Most concise way to convert string to integer in Scala?

3.9k views Asked by At

In Java, I can convert a string to integer using two statements as follows, which is able to deal with the exception:

// we have some string s = "abc"
int num = 0;
try{ num = Integer.parseInt(s); } catch (NumberFormatException ex) {}

However, the methods I found in Scala always use the try-catch/match-getOrElse approach like following, which consists several lines of codes and seems a little verbose.

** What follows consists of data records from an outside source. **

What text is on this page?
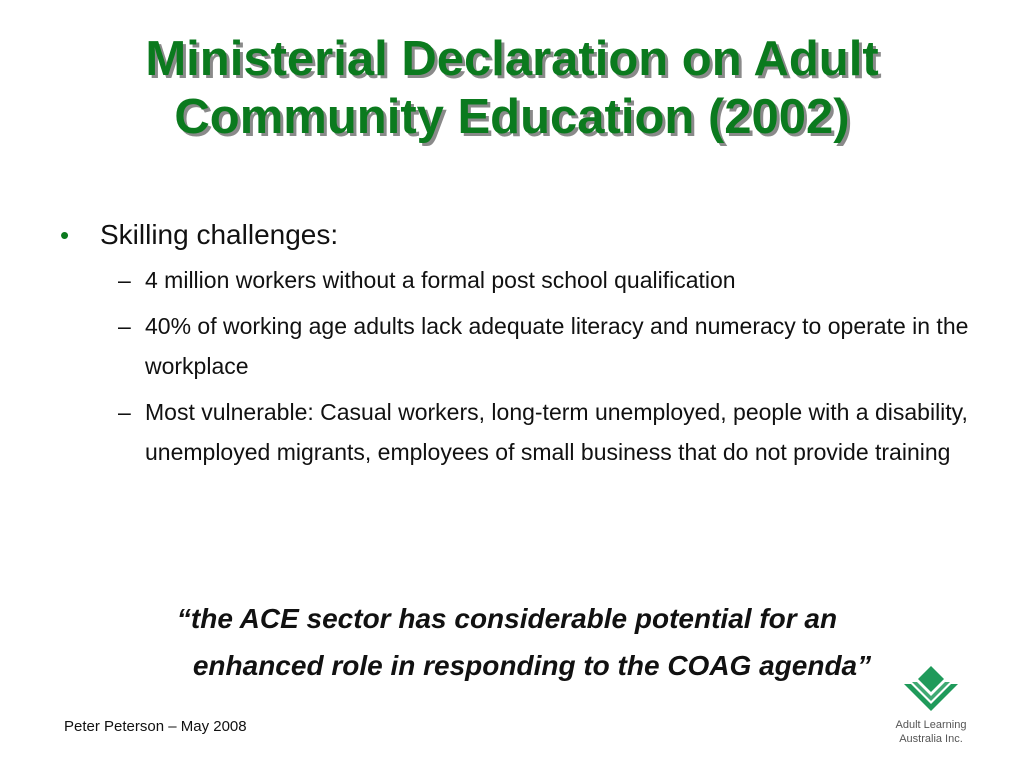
Ministerial Declaration on Adult
Community Education (2002)
• Skilling challenges:
– 4 million workers without a formal post school qualification
– 40% of working age adults lack adequate literacy and numeracy to operate in the workplace
– Most vulnerable: Casual workers, long-term unemployed, people with a disability, unemployed migrants, employees of small business that do not provide training
“the ACE sector has considerable potential for an
enhanced role in responding to the COAG agenda”
Peter Peterson – May 2008	Adult Learning
Australia Inc.
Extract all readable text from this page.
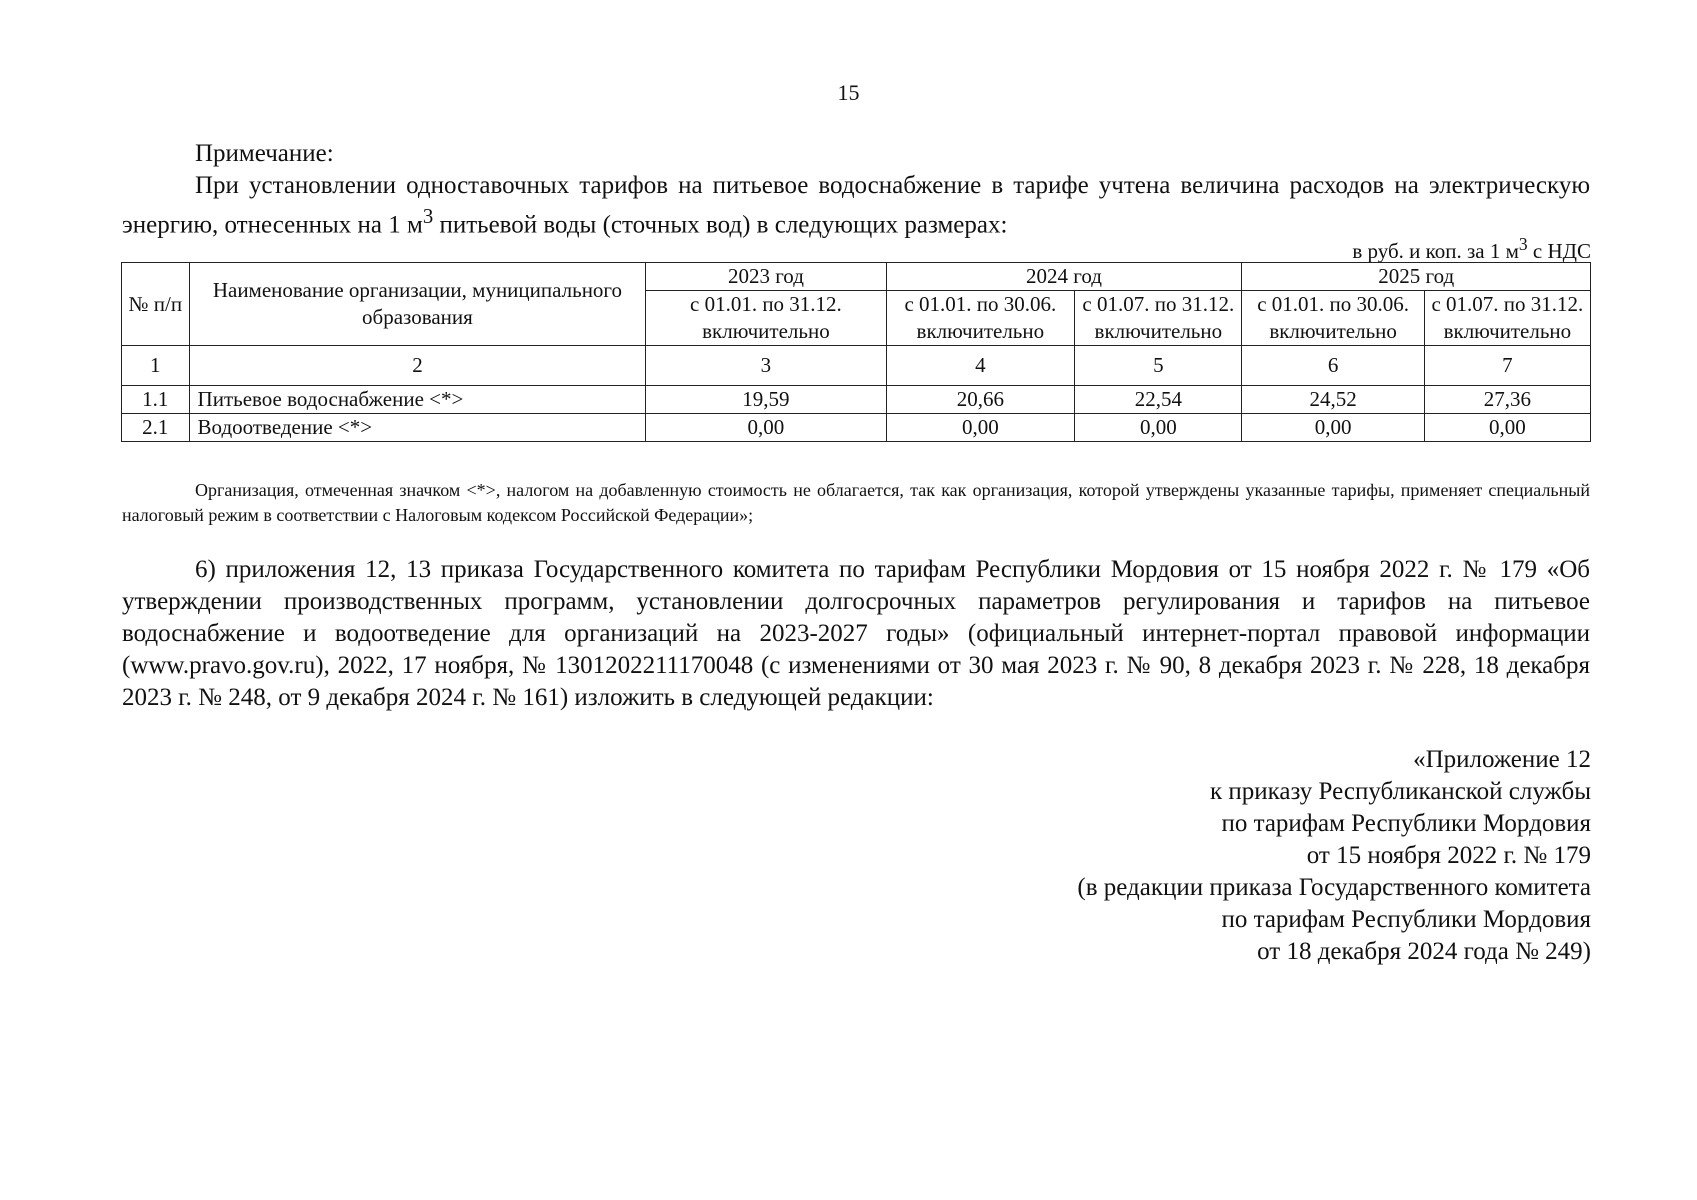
15
Примечание:
При установлении одноставочных тарифов на питьевое водоснабжение в тарифе учтена величина расходов на электрическую энергию, отнесенных на 1 $м^3$ питьевой воды (сточных вод) в следующих размерах:
в руб. и коп. за 1 $м^3$ с НДС
№ п/п	Наименование организации, муниципального образования	2023 год	2024 год		2025 год	
		с 01.01. по 31.12. включительно	с 01.01. по 30.06. включительно	с 01.07. по 31.12. включительно	с 01.01. по 30.06. включительно	с 01.07. по 31.12. включительно
1	2	3	4	5	6	7
1.1	Питьевое водоснабжение <*>	19,59	20,66	22,54	24,52	27,36
2.1	Водоотведение <*>	0,00	0,00	0,00	0,00	0,00
Организация, отмеченная значком <*>, налогом на добавленную стоимость не облагается, так как организация, которой утверждены указанные тарифы, применяет специальный налоговый режим в соответствии с Налоговым кодексом Российской Федерации»;
6) приложения 12, 13 приказа Государственного комитета по тарифам Республики Мордовия от 15 ноября 2022 г. № 179 «Об утверждении производственных программ, установлении долгосрочных параметров регулирования и тарифов на питьевое водоснабжение и водоотведение для организаций на 2023-2027 годы» (официальный интернет-портал правовой информации (www.pravo.gov.ru), 2022, 17 ноября, № 1301202211170048 (с изменениями от 30 мая 2023 г. № 90, 8 декабря 2023 г. № 228, 18 декабря 2023 г. № 248, от 9 декабря 2024 г. № 161) изложить в следующей редакции:
«Приложение 12
к приказу Республиканской службы
по тарифам Республики Мордовия
от 15 ноября 2022 г. № 179
(в редакции приказа Государственного комитета
по тарифам Республики Мордовия
от 18 декабря 2024 года № 249)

// First we have to define a method called "toInt" somewhere else
def toInt(s: String): Option[Int] = {
  try{
    Some(s.toInt)
  } catch {
    case e: NumberFormatException => None
  }
}

// Then I can do the real conversion
val num = toInt(s).getOrElse(0)

Is this the only way to convert string to integer in Scala (which is able to deal with exceptions) or is there a more concise way?

1

There are 1 answers

2
elm On BEST ANSWER

Consider

util.Try(s.toInt).getOrElse(0)

This will deliver an integer value while catching possible exceptions. Thus,

def toInt(s: String): Int = util.Try(s.toInt).getOrElse(0)

or in case an Option is preferred,

def toInt(s: String): Option[Int] = util.Try(s.toInt).toOption

where None is delivered if the conversion fails.